While it lasted
Credit to Author: Tempo Desk| Date: Mon, 22 Apr 2019 16:20:01 +0000
WELCOME back, all you folks with lovely weekend cottages within a few hours’ drive from Manila, all you blessed with ancestral homes in villages where you sought the pleasures of the countryside!
Yet even as you managed to flee the heat of the city, we were celebrating your exit, the emptying out of our streets, the closure of the malls, most of all the lightening of traffic on our highways, major and minor roads. What fun, indeed, to have Manila all to ourselves! Why, even those who claim to be our leaders and public servants were nowhere in sight – with government offices shut down, what peace and quiet there was to be had.
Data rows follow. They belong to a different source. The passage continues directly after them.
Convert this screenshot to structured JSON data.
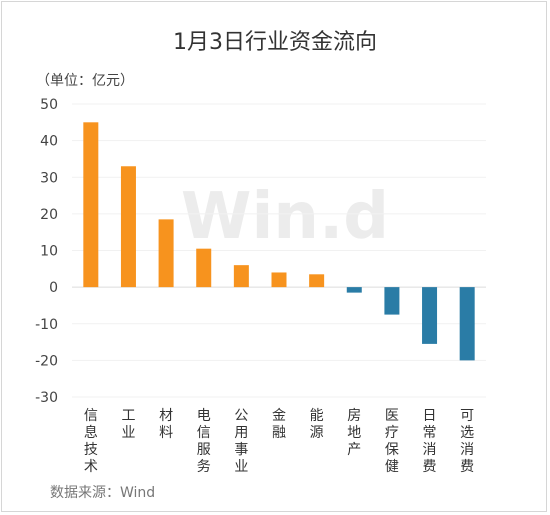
{
  "title": "1月3日行业资金流向",
  "unit_label": "（单位：亿元）",
  "source": "数据来源：Wind",
  "watermark": "Win.d",
  "colors": {
    "positive": "#f7931e",
    "negative": "#2a7ca6"
  },
  "chart_data": {
    "type": "bar",
    "title": "1月3日行业资金流向",
    "ylabel": "单位：亿元",
    "xlabel": "",
    "ylim": [
      -30,
      50
    ],
    "yticks": [
      50,
      40,
      30,
      20,
      10,
      0,
      -10,
      -20,
      -30
    ],
    "categories": [
      "信息技术",
      "工业",
      "材料",
      "电信服务",
      "公用事业",
      "金融",
      "能源",
      "房地产",
      "医疗保健",
      "日常消费",
      "可选消费"
    ],
    "values": [
      45,
      33,
      18.5,
      10.5,
      6,
      4,
      3.5,
      -1.5,
      -7.5,
      -15.5,
      -20
    ],
    "grid": true,
    "legend": "none"
  }
}
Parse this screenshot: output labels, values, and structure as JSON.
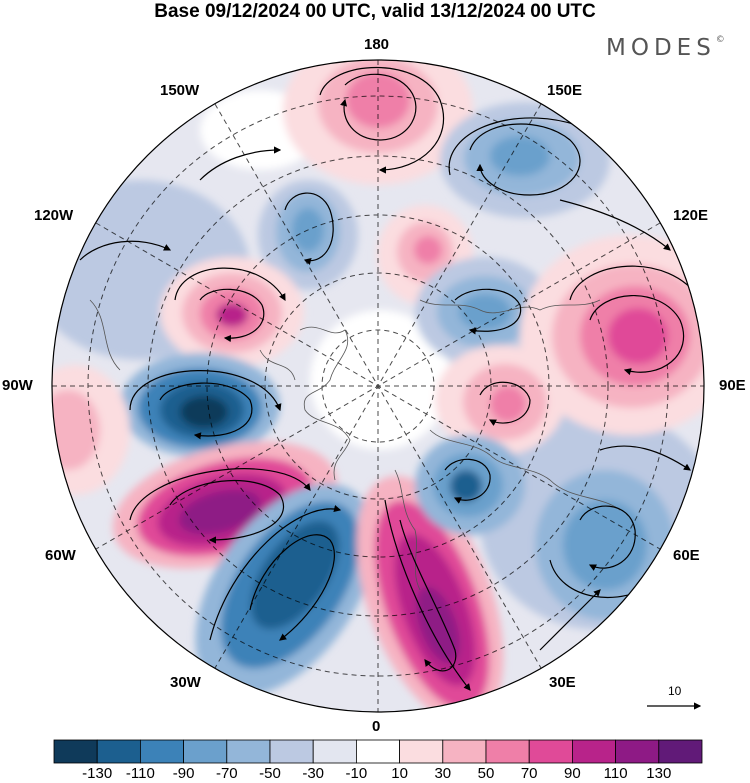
{
  "title": "Base 09/12/2024 00 UTC, valid 13/12/2024 00 UTC",
  "brand": "MODES",
  "brand_mark": "©",
  "longitude_labels": {
    "lon_180": "180",
    "lon_150W": "150W",
    "lon_150E": "150E",
    "lon_120W": "120W",
    "lon_120E": "120E",
    "lon_90W": "90W",
    "lon_90E": "90E",
    "lon_60W": "60W",
    "lon_60E": "60E",
    "lon_30W": "30W",
    "lon_30E": "30E",
    "lon_0": "0"
  },
  "vector_scale": {
    "label": "10"
  },
  "colorbar": {
    "colors": [
      "#0f3a5a",
      "#1c5f8f",
      "#3c82b8",
      "#6ba0cc",
      "#93b6d9",
      "#bcc9e2",
      "#e3e6f0",
      "#ffffff",
      "#fbdde0",
      "#f6b3c2",
      "#ef7fa8",
      "#e04a98",
      "#b8238a",
      "#8e1a85",
      "#611a78"
    ],
    "ticks": [
      "-130",
      "-110",
      "-90",
      "-70",
      "-50",
      "-30",
      "-10",
      "10",
      "30",
      "50",
      "70",
      "90",
      "110",
      "130"
    ]
  },
  "anomaly_centers": [
    {
      "name": "high-north-180",
      "value": 60
    },
    {
      "name": "low-150E",
      "value": -70
    },
    {
      "name": "low-135W",
      "value": -60
    },
    {
      "name": "high-near-pole-160E",
      "value": 60
    },
    {
      "name": "high-110W",
      "value": 90
    },
    {
      "name": "low-100E",
      "value": -70
    },
    {
      "name": "high-115E",
      "value": 90
    },
    {
      "name": "low-85W",
      "value": -130
    },
    {
      "name": "high-85E",
      "value": 70
    },
    {
      "name": "high-60W",
      "value": 110
    },
    {
      "name": "low-45W",
      "value": -110
    },
    {
      "name": "high-20E",
      "value": 110
    },
    {
      "name": "low-45E",
      "value": -90
    },
    {
      "name": "low-65E",
      "value": -70
    },
    {
      "name": "high-100W-edge",
      "value": 50
    }
  ]
}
For four days, it was fun in Manila, or Metro Manila, or Mega Manila, while it lasted.
The place to be. No bad news, TV newscasts off the air. No political campaigns to disturb the neighborhood (the best proof that a new Constitution should make elections less frequent, with fewer positions up for grabs, for the exercise of sheer power by whatever means and name). No incidents of road rage, of enforcers being harassed by or harassing motorists. Commentators soft-pedaled their comments. Spokespersons did not speak, singers did not sing, dancers did not dance, bellyachers stopped whining.
If only every day were like this! More population centers dispersed north and south, in the way developers are developing their townships. Days before the Holy Week exodus, my idea of a vacay tour was to hunt for avocado ice cream. Not only are supermarkets the most logical place to find ice cream, their frozen foods/meats/dairy section is always the coolest place to beat the heat outside. So off I went. To Santolan Plaza in San Juan. Vista Mall in Sta. Rosa, Laguna. Walter Mart in Tagaytay. Only to discover that it was the supermarket nearest my house, Puregold, that had what I was looking for.
By now the ice cream’s gone from our freezer. It’s Tuesday, the second day of another regular working week. I remember a former colleague who worked in Budapest but preterminated his contract “because, Ma’am, every day there was like Good Friday in Manila, no traffic, malungkot.”